La technocratie européenne, avec l’aide de la commission et du parlement opère un véritable coup d’ETAT. Elle prétend désormais se substituer aux décisions nationales. Qui lui donne ce mandat ? Et, on assiste donc à ce paradoxe : pour maintenir l’ordre partout dans les pays européens, ce sont les forces de police nationales qui sont amenés à intervenir. Les dispositifs régaliens deviennent les laquais des technocraties sans que les peuples n’aient approuvé les décisions.

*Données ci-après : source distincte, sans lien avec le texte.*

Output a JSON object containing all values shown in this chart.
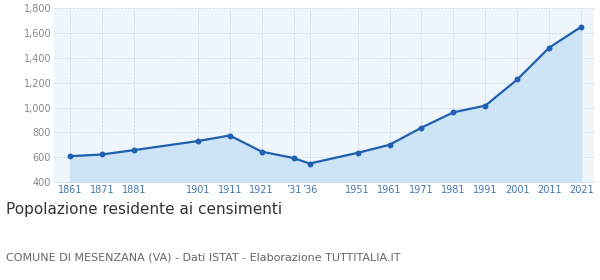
{
  "years": [
    1861,
    1871,
    1881,
    1901,
    1911,
    1921,
    1931,
    1936,
    1951,
    1961,
    1971,
    1981,
    1991,
    2001,
    2011,
    2021
  ],
  "population": [
    608,
    622,
    657,
    730,
    775,
    645,
    593,
    549,
    635,
    700,
    838,
    962,
    1016,
    1227,
    1484,
    1651
  ],
  "ylim": [
    400,
    1800
  ],
  "xlim": [
    1856,
    2025
  ],
  "yticks": [
    400,
    600,
    800,
    1000,
    1200,
    1400,
    1600,
    1800
  ],
  "xtick_positions": [
    1861,
    1871,
    1881,
    1901,
    1911,
    1921,
    1931,
    1936,
    1951,
    1961,
    1971,
    1981,
    1991,
    2001,
    2011,
    2021
  ],
  "xtick_labels": [
    "1861",
    "1871",
    "1881",
    "1901",
    "1911",
    "1921",
    "’31",
    "’36",
    "1951",
    "1961",
    "1971",
    "1981",
    "1991",
    "2001",
    "2011",
    "2021"
  ],
  "line_color": "#2060b0",
  "fill_color": "#cce4f5",
  "marker_color": "#2060b0",
  "bg_color": "#eef5fb",
  "grid_color": "#c8dce8",
  "plot_bg": "#eef5fb",
  "tick_color": "#4477aa",
  "ytick_color": "#888888",
  "title": "Popolazione residente ai censimenti",
  "subtitle": "COMUNE DI MESENZANA (VA) - Dati ISTAT - Elaborazione TUTTITALIA.IT",
  "title_fontsize": 11,
  "subtitle_fontsize": 8
}
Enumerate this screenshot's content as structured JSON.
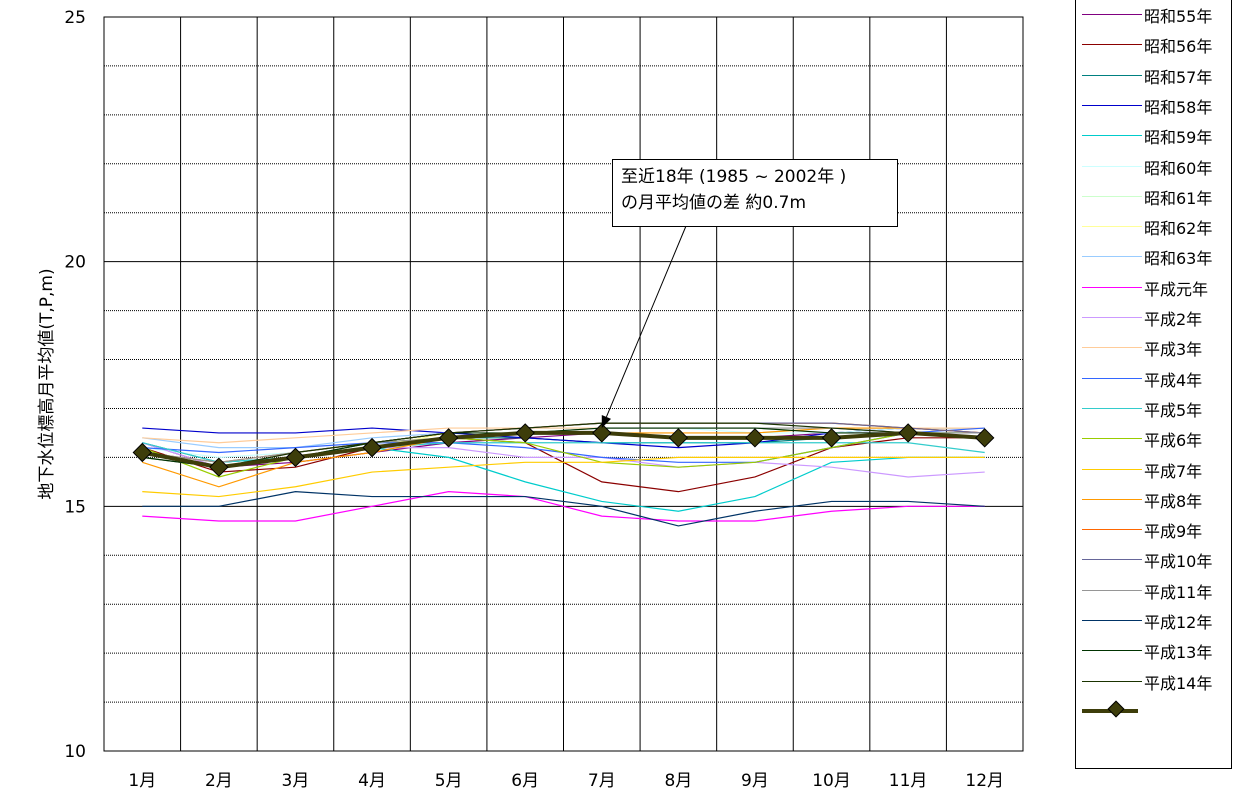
{
  "chart_data": {
    "type": "line",
    "title": "",
    "xlabel": "",
    "ylabel": "地下水位標高月平均値(T,P,m)",
    "categories": [
      "1月",
      "2月",
      "3月",
      "4月",
      "5月",
      "6月",
      "7月",
      "8月",
      "9月",
      "10月",
      "11月",
      "12月"
    ],
    "ylim": [
      10,
      25
    ],
    "yticks": [
      10,
      15,
      20,
      25
    ],
    "grid": true,
    "legend_position": "right",
    "series": [
      {
        "name": "昭和55年",
        "color": "#800080",
        "values": [
          16.3,
          15.8,
          15.9,
          16.1,
          16.3,
          16.4,
          16.5,
          16.4,
          16.4,
          16.5,
          16.5,
          16.4
        ]
      },
      {
        "name": "昭和56年",
        "color": "#8B0000",
        "values": [
          16.2,
          15.7,
          15.8,
          16.2,
          16.4,
          16.3,
          15.5,
          15.3,
          15.6,
          16.2,
          16.4,
          16.4
        ]
      },
      {
        "name": "昭和57年",
        "color": "#008080",
        "values": [
          16.3,
          15.9,
          16.0,
          16.2,
          16.4,
          16.4,
          16.3,
          16.3,
          16.3,
          16.4,
          16.5,
          16.5
        ]
      },
      {
        "name": "昭和58年",
        "color": "#0000CC",
        "values": [
          16.6,
          16.5,
          16.5,
          16.6,
          16.5,
          16.4,
          16.3,
          16.2,
          16.3,
          16.5,
          16.6,
          16.6
        ]
      },
      {
        "name": "昭和59年",
        "color": "#00CCCC",
        "values": [
          16.1,
          15.9,
          16.0,
          16.2,
          16.0,
          15.5,
          15.1,
          14.9,
          15.2,
          15.9,
          16.0,
          16.0
        ]
      },
      {
        "name": "昭和60年",
        "color": "#CCFFFF",
        "values": [
          16.2,
          16.0,
          16.1,
          16.3,
          16.4,
          16.5,
          16.6,
          16.6,
          16.5,
          16.5,
          16.6,
          16.6
        ]
      },
      {
        "name": "昭和61年",
        "color": "#CCFFCC",
        "values": [
          16.1,
          15.9,
          16.1,
          16.3,
          16.5,
          16.6,
          16.6,
          16.6,
          16.6,
          16.6,
          16.6,
          16.6
        ]
      },
      {
        "name": "昭和62年",
        "color": "#FFFF99",
        "values": [
          16.0,
          15.8,
          16.0,
          16.2,
          16.5,
          16.6,
          16.7,
          16.7,
          16.7,
          16.7,
          16.6,
          16.6
        ]
      },
      {
        "name": "昭和63年",
        "color": "#99CCFF",
        "values": [
          16.4,
          16.2,
          16.2,
          16.4,
          16.5,
          16.6,
          16.6,
          16.6,
          16.6,
          16.6,
          16.6,
          16.6
        ]
      },
      {
        "name": "平成元年",
        "color": "#FF00FF",
        "values": [
          14.8,
          14.7,
          14.7,
          15.0,
          15.3,
          15.2,
          14.8,
          14.7,
          14.7,
          14.9,
          15.0,
          15.0
        ]
      },
      {
        "name": "平成2年",
        "color": "#CC99FF",
        "values": [
          16.3,
          15.8,
          16.0,
          16.2,
          16.2,
          16.0,
          16.0,
          15.8,
          15.9,
          15.8,
          15.6,
          15.7
        ]
      },
      {
        "name": "平成3年",
        "color": "#FFCC99",
        "values": [
          16.4,
          16.3,
          16.4,
          16.5,
          16.6,
          16.6,
          16.6,
          16.6,
          16.6,
          16.6,
          16.6,
          16.6
        ]
      },
      {
        "name": "平成4年",
        "color": "#3366FF",
        "values": [
          16.2,
          16.1,
          16.2,
          16.3,
          16.3,
          16.2,
          16.0,
          15.9,
          15.9,
          16.2,
          16.5,
          16.6
        ]
      },
      {
        "name": "平成5年",
        "color": "#33CCCC",
        "values": [
          16.3,
          15.9,
          16.0,
          16.2,
          16.3,
          16.3,
          16.3,
          16.3,
          16.3,
          16.3,
          16.3,
          16.1
        ]
      },
      {
        "name": "平成6年",
        "color": "#99CC00",
        "values": [
          16.2,
          15.6,
          16.0,
          16.3,
          16.4,
          16.3,
          15.9,
          15.8,
          15.9,
          16.2,
          16.5,
          16.5
        ]
      },
      {
        "name": "平成7年",
        "color": "#FFCC00",
        "values": [
          15.3,
          15.2,
          15.4,
          15.7,
          15.8,
          15.9,
          15.9,
          16.0,
          16.0,
          16.0,
          16.0,
          16.0
        ]
      },
      {
        "name": "平成8年",
        "color": "#FF9900",
        "values": [
          15.9,
          15.4,
          15.9,
          16.1,
          16.4,
          16.5,
          16.5,
          16.5,
          16.5,
          16.6,
          16.6,
          16.5
        ]
      },
      {
        "name": "平成9年",
        "color": "#FF6600",
        "values": [
          16.1,
          15.9,
          16.1,
          16.3,
          16.5,
          16.6,
          16.7,
          16.7,
          16.7,
          16.7,
          16.6,
          16.5
        ]
      },
      {
        "name": "平成10年",
        "color": "#666699",
        "values": [
          16.0,
          15.8,
          16.0,
          16.3,
          16.5,
          16.6,
          16.7,
          16.7,
          16.7,
          16.7,
          16.6,
          16.5
        ]
      },
      {
        "name": "平成11年",
        "color": "#969696",
        "values": [
          16.1,
          15.9,
          16.1,
          16.3,
          16.4,
          16.5,
          16.6,
          16.6,
          16.6,
          16.6,
          16.5,
          16.5
        ]
      },
      {
        "name": "平成12年",
        "color": "#003366",
        "values": [
          15.0,
          15.0,
          15.3,
          15.2,
          15.2,
          15.2,
          15.0,
          14.6,
          14.9,
          15.1,
          15.1,
          15.0
        ]
      },
      {
        "name": "平成13年",
        "color": "#003300",
        "values": [
          16.0,
          15.8,
          16.0,
          16.3,
          16.5,
          16.5,
          16.6,
          16.6,
          16.6,
          16.5,
          16.5,
          16.4
        ]
      },
      {
        "name": "平成14年",
        "color": "#1A3300",
        "values": [
          16.1,
          15.8,
          16.1,
          16.3,
          16.5,
          16.6,
          16.7,
          16.7,
          16.7,
          16.6,
          16.5,
          16.4
        ]
      },
      {
        "name": "",
        "color": "#3D3D0A",
        "marker": "diamond",
        "values": [
          16.1,
          15.8,
          16.0,
          16.2,
          16.4,
          16.5,
          16.5,
          16.4,
          16.4,
          16.4,
          16.5,
          16.4
        ]
      }
    ],
    "annotation": {
      "line1": "至近18年 (1985 ~ 2002年 )",
      "line2": "の月平均値の差  約0.7m",
      "target_category": "7月",
      "target_value": 16.6
    }
  }
}
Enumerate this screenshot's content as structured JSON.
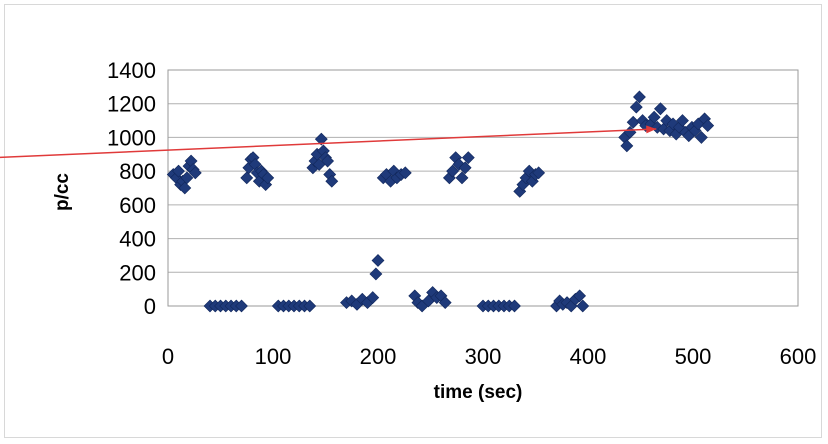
{
  "chart_data": {
    "type": "scatter",
    "xlabel": "time (sec)",
    "ylabel": "p/cc",
    "xlim": [
      0,
      600
    ],
    "ylim": [
      0,
      1400
    ],
    "xticks": [
      0,
      100,
      200,
      300,
      400,
      500,
      600
    ],
    "yticks": [
      0,
      200,
      400,
      600,
      800,
      1000,
      1200,
      1400
    ],
    "grid": "horizontal",
    "marker_color": "#1f3a7a",
    "trend_color": "#e03a3a",
    "series": [
      {
        "points": [
          [
            5,
            780
          ],
          [
            8,
            760
          ],
          [
            10,
            800
          ],
          [
            12,
            720
          ],
          [
            14,
            740
          ],
          [
            16,
            700
          ],
          [
            18,
            760
          ],
          [
            20,
            830
          ],
          [
            22,
            860
          ],
          [
            24,
            810
          ],
          [
            26,
            790
          ],
          [
            40,
            0
          ],
          [
            45,
            0
          ],
          [
            50,
            0
          ],
          [
            55,
            0
          ],
          [
            60,
            0
          ],
          [
            65,
            0
          ],
          [
            70,
            0
          ],
          [
            75,
            760
          ],
          [
            77,
            820
          ],
          [
            79,
            870
          ],
          [
            81,
            880
          ],
          [
            83,
            840
          ],
          [
            85,
            790
          ],
          [
            87,
            740
          ],
          [
            89,
            800
          ],
          [
            91,
            780
          ],
          [
            93,
            720
          ],
          [
            95,
            760
          ],
          [
            105,
            0
          ],
          [
            110,
            0
          ],
          [
            115,
            0
          ],
          [
            120,
            0
          ],
          [
            125,
            0
          ],
          [
            130,
            0
          ],
          [
            135,
            0
          ],
          [
            138,
            820
          ],
          [
            140,
            860
          ],
          [
            142,
            900
          ],
          [
            144,
            840
          ],
          [
            146,
            990
          ],
          [
            148,
            920
          ],
          [
            150,
            880
          ],
          [
            152,
            860
          ],
          [
            154,
            780
          ],
          [
            156,
            740
          ],
          [
            170,
            20
          ],
          [
            175,
            30
          ],
          [
            180,
            10
          ],
          [
            185,
            40
          ],
          [
            190,
            20
          ],
          [
            195,
            50
          ],
          [
            198,
            190
          ],
          [
            200,
            270
          ],
          [
            205,
            760
          ],
          [
            208,
            780
          ],
          [
            212,
            740
          ],
          [
            215,
            800
          ],
          [
            218,
            760
          ],
          [
            222,
            780
          ],
          [
            226,
            790
          ],
          [
            235,
            60
          ],
          [
            238,
            20
          ],
          [
            242,
            0
          ],
          [
            248,
            30
          ],
          [
            252,
            80
          ],
          [
            256,
            50
          ],
          [
            260,
            60
          ],
          [
            264,
            20
          ],
          [
            268,
            760
          ],
          [
            271,
            800
          ],
          [
            274,
            880
          ],
          [
            277,
            840
          ],
          [
            280,
            760
          ],
          [
            283,
            820
          ],
          [
            286,
            880
          ],
          [
            300,
            0
          ],
          [
            305,
            0
          ],
          [
            310,
            0
          ],
          [
            315,
            0
          ],
          [
            320,
            0
          ],
          [
            325,
            0
          ],
          [
            330,
            0
          ],
          [
            335,
            680
          ],
          [
            338,
            720
          ],
          [
            341,
            760
          ],
          [
            344,
            800
          ],
          [
            347,
            740
          ],
          [
            350,
            780
          ],
          [
            353,
            790
          ],
          [
            370,
            0
          ],
          [
            373,
            30
          ],
          [
            376,
            10
          ],
          [
            380,
            20
          ],
          [
            384,
            0
          ],
          [
            388,
            40
          ],
          [
            392,
            60
          ],
          [
            395,
            0
          ],
          [
            435,
            1000
          ],
          [
            437,
            950
          ],
          [
            440,
            1030
          ],
          [
            443,
            1090
          ],
          [
            446,
            1180
          ],
          [
            449,
            1240
          ],
          [
            452,
            1100
          ],
          [
            455,
            1070
          ],
          [
            460,
            1080
          ],
          [
            463,
            1120
          ],
          [
            466,
            1060
          ],
          [
            469,
            1170
          ],
          [
            472,
            1050
          ],
          [
            475,
            1100
          ],
          [
            478,
            1040
          ],
          [
            481,
            1080
          ],
          [
            484,
            1020
          ],
          [
            487,
            1060
          ],
          [
            490,
            1100
          ],
          [
            493,
            1030
          ],
          [
            496,
            1010
          ],
          [
            499,
            1060
          ],
          [
            502,
            1040
          ],
          [
            505,
            1080
          ],
          [
            508,
            1000
          ],
          [
            511,
            1110
          ],
          [
            514,
            1070
          ]
        ]
      }
    ],
    "trend_line": [
      [
        -165,
        880
      ],
      [
        465,
        1050
      ]
    ]
  }
}
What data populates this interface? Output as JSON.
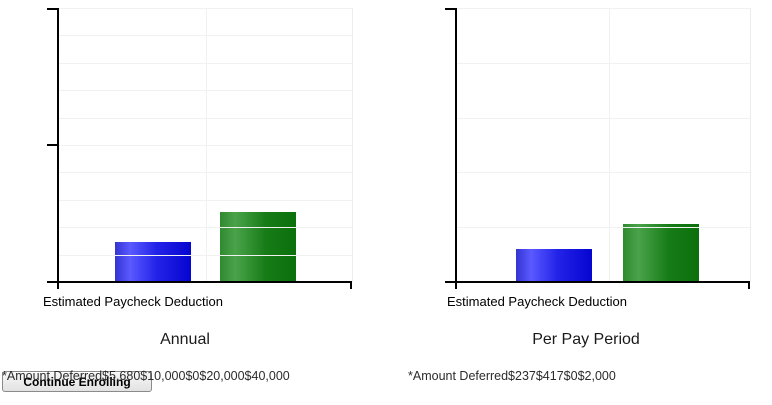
{
  "chart_data": [
    {
      "type": "bar",
      "title": "Annual",
      "categories": [
        "Estimated Paycheck Deduction"
      ],
      "series_label": "*Amount Deferred",
      "series": [
        {
          "name": "blue",
          "values": [
            5680
          ]
        },
        {
          "name": "green",
          "values": [
            10000
          ]
        }
      ],
      "ylim": [
        0,
        40000
      ],
      "y_ticks": [
        "$0",
        "$20,000",
        "$40,000"
      ],
      "y_tick_labels_shown": false,
      "grid": true,
      "grid_divisions": 10,
      "legend_position": "none",
      "footer_text": "*Amount Deferred$5,680$10,000$0$20,000$40,000"
    },
    {
      "type": "bar",
      "title": "Per Pay Period",
      "categories": [
        "Estimated Paycheck Deduction"
      ],
      "series_label": "*Amount Deferred",
      "series": [
        {
          "name": "blue",
          "values": [
            237
          ]
        },
        {
          "name": "green",
          "values": [
            417
          ]
        }
      ],
      "ylim": [
        0,
        2000
      ],
      "y_ticks": [
        "$0",
        "$2,000"
      ],
      "y_tick_labels_shown": false,
      "grid": true,
      "grid_divisions": 5,
      "legend_position": "none",
      "footer_text": "*Amount Deferred$237$417$0$2,000"
    }
  ],
  "button": {
    "label": "Continue Enrolling"
  },
  "colors": {
    "bar_blue": "#0505d0",
    "bar_green": "#177c17",
    "axis": "#000000",
    "gridline": "#f1f1f1",
    "plot_border": "#ededed",
    "text": "#000000"
  }
}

Cet état de fait ne porte-il pas déjà un nom ?
Parce qu’en effet, plus beaucoup de monde n’est dupe : Si le problème était une juste utilisation de l’argent, il n’y aurait sans doute pas besoin de mettre en place cette machine de guerre. Si machine de guerre, il y a, c’est bien pour défendre une vision et des intérêts particuliers, très particuliers.
Etrange retour de l’histoire ou Marx pointe le bout de sa moustache : oui, les profits, oui, l’exploitation, oui, un modèle d’économie à très court, oui la recherche au fric instantané.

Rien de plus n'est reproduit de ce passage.